The Dyatlov Pass Incident
On Jan. 31, 1959, nine experienced ski hikers from the Soviet Ural Polytechnical Institute embarked on a journey into the Northern Urals. None of the hikers were ever seen alive again.
No one knows for sure what happened, but what the search party found at the scene after the deaths may either clear some things up or only make the whole mystery of the Dyatlov Pass Incident more confusing.
The bodies were scattered in several areas near the campsite in various states of undress (which is strange given the freezing temperatures). Unsurprisingly, they’d likely died from hypothermia. But the other bodies suggested more disturbing causes of death.
Some had major chest fractures that could only have been caused by an immense force, comparable to that of a car crash. And in the most gruesome instance, one was missing her tongue, eyes, part of the lips, as well as facial tissue, and a fragment of her skull bone.

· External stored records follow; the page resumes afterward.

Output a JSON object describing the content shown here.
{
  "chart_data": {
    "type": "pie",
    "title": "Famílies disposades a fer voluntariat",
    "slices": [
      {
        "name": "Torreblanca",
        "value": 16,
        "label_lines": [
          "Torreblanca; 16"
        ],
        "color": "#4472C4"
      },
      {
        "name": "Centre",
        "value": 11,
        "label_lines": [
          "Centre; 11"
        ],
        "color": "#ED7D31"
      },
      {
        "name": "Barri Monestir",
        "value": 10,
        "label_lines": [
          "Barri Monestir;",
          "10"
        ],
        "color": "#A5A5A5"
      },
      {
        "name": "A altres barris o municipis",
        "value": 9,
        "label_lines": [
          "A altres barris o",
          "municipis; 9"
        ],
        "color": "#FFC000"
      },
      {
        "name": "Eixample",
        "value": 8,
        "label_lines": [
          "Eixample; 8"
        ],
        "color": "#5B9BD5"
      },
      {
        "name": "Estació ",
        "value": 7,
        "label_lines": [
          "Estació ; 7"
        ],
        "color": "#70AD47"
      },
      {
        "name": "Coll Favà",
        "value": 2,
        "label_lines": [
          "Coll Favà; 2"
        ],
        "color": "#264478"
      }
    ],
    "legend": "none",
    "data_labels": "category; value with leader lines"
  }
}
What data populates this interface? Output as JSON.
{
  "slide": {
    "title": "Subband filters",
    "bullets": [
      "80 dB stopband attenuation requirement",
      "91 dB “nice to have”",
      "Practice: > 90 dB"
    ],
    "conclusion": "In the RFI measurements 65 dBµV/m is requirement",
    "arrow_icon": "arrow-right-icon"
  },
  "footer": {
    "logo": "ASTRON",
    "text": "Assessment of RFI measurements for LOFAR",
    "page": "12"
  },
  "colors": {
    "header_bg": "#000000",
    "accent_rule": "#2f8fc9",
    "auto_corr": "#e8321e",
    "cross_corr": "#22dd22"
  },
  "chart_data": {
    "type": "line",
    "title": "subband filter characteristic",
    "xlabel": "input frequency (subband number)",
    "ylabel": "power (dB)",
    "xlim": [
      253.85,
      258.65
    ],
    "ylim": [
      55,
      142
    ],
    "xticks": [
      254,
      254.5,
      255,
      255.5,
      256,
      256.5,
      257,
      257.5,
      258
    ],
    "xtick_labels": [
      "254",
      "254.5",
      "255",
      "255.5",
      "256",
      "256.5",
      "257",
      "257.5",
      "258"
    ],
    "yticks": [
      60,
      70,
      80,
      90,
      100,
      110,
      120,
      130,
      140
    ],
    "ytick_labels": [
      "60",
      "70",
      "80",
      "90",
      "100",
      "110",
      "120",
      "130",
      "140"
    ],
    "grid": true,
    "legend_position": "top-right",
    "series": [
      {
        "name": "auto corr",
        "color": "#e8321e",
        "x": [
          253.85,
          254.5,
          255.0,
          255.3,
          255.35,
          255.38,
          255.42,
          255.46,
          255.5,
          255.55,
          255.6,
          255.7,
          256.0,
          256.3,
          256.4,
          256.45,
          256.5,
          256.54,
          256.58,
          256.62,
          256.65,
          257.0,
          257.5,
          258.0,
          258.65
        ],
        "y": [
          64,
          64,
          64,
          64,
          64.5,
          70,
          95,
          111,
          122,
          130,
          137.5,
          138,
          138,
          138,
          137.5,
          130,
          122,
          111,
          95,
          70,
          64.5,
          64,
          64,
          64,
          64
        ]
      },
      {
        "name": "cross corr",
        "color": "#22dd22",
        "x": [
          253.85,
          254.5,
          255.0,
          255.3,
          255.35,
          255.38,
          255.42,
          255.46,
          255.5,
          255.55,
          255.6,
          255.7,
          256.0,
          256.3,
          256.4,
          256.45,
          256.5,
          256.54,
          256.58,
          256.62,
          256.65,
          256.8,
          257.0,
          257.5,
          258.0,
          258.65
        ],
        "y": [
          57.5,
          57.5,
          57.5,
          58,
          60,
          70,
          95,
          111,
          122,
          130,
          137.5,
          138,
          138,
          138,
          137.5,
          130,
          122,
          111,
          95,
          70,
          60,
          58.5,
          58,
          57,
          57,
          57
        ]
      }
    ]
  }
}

Furthermore, their tents had been cut from the inside and their belongings and clothes had largely been left behind. This means that something so compelled them to leave their tents that they decided to cut their way out and run into the freezing snow without getting fully dressed first.
These mysterious circumstances have left many desperate for an explanation, and many have been suggested. Early on, many Soviets suspected that their death was the result of an attack by the local Mansi tribesmen, but the Masi people were largely peaceful, and there was no evidence of the type of attacks they would use on the bodies.

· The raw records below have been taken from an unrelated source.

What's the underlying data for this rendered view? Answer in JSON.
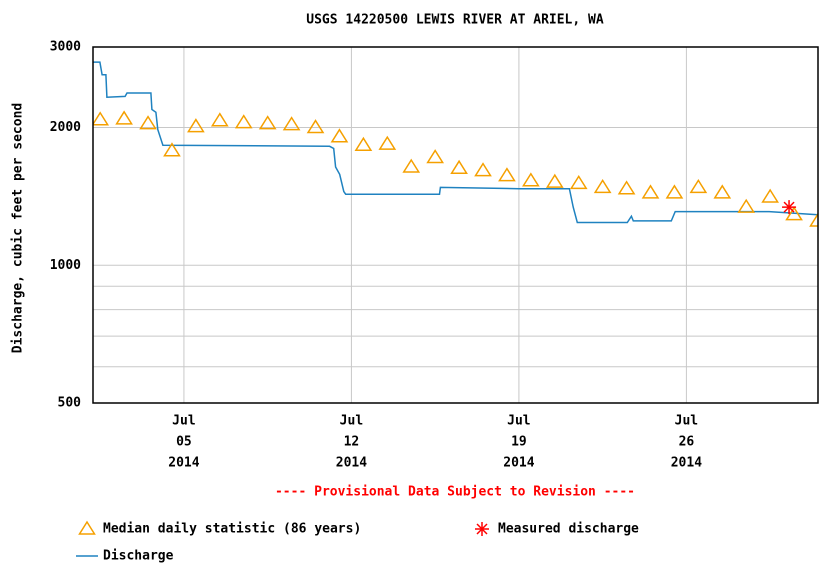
{
  "chart_data": {
    "type": "line",
    "title": "USGS 14220500 LEWIS RIVER AT ARIEL, WA",
    "ylabel": "Discharge, cubic feet per second",
    "note": "---- Provisional Data Subject to Revision ----",
    "log_y": true,
    "grid": true,
    "xlim": [
      1.2,
      31.5
    ],
    "ylim": [
      500,
      3000
    ],
    "yticks": [
      500,
      1000,
      2000,
      3000
    ],
    "minor_yticks": [
      600,
      700,
      800,
      900
    ],
    "xticks": [
      {
        "value": 5,
        "label": [
          "Jul",
          "05",
          "2014"
        ]
      },
      {
        "value": 12,
        "label": [
          "Jul",
          "12",
          "2014"
        ]
      },
      {
        "value": 19,
        "label": [
          "Jul",
          "19",
          "2014"
        ]
      },
      {
        "value": 26,
        "label": [
          "Jul",
          "26",
          "2014"
        ]
      }
    ],
    "series": [
      {
        "name": "Median daily statistic (86 years)",
        "color": "#f5a000",
        "marker": "triangle",
        "x": [
          1.5,
          2.5,
          3.5,
          4.5,
          5.5,
          6.5,
          7.5,
          8.5,
          9.5,
          10.5,
          11.5,
          12.5,
          13.5,
          14.5,
          15.5,
          16.5,
          17.5,
          18.5,
          19.5,
          20.5,
          21.5,
          22.5,
          23.5,
          24.5,
          25.5,
          26.5,
          27.5,
          28.5,
          29.5,
          30.5,
          31.5
        ],
        "values": [
          2080,
          2090,
          2040,
          1780,
          2010,
          2070,
          2050,
          2040,
          2030,
          2000,
          1910,
          1830,
          1840,
          1640,
          1720,
          1630,
          1610,
          1570,
          1530,
          1520,
          1510,
          1480,
          1470,
          1440,
          1440,
          1480,
          1440,
          1340,
          1410,
          1290,
          1250
        ]
      },
      {
        "name": "Measured discharge",
        "color": "#ff0000",
        "marker": "asterisk",
        "x": [
          30.29
        ],
        "values": [
          1340
        ]
      },
      {
        "name": "Discharge",
        "color": "#1f82c0",
        "marker": "line",
        "x": [
          1.2,
          1.49,
          1.58,
          1.74,
          1.78,
          2.54,
          2.62,
          3.62,
          3.66,
          3.83,
          3.91,
          4.12,
          11.09,
          11.26,
          11.34,
          11.51,
          11.68,
          11.76,
          12.55,
          15.68,
          15.72,
          19.02,
          21.11,
          21.27,
          21.44,
          23.53,
          23.7,
          23.78,
          25.37,
          25.53,
          29.46,
          31.5
        ],
        "values": [
          2780,
          2780,
          2610,
          2610,
          2330,
          2340,
          2380,
          2380,
          2190,
          2160,
          1980,
          1830,
          1820,
          1800,
          1640,
          1580,
          1450,
          1430,
          1430,
          1430,
          1480,
          1470,
          1470,
          1340,
          1240,
          1240,
          1280,
          1250,
          1250,
          1310,
          1310,
          1290
        ]
      }
    ]
  }
}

Reports of slight radiation on the bodies led to theories that the students had been killed by some secret, radioactive weapon. Though the radiation was largely discounted as the cause of death because a radioactive weapon would have elevated radiation to much much higher levels, it is possible that the ski hiking team was unfortunate enough to encounter testing of some secret Soviet concussive weapon.
But censorship and secrecy in the USSR largely shut down this path of inquiry.
In the end, the deaths of these students was officially attributed to “a compelling natural force,” and the Dyatlov pass case was closed without resolution.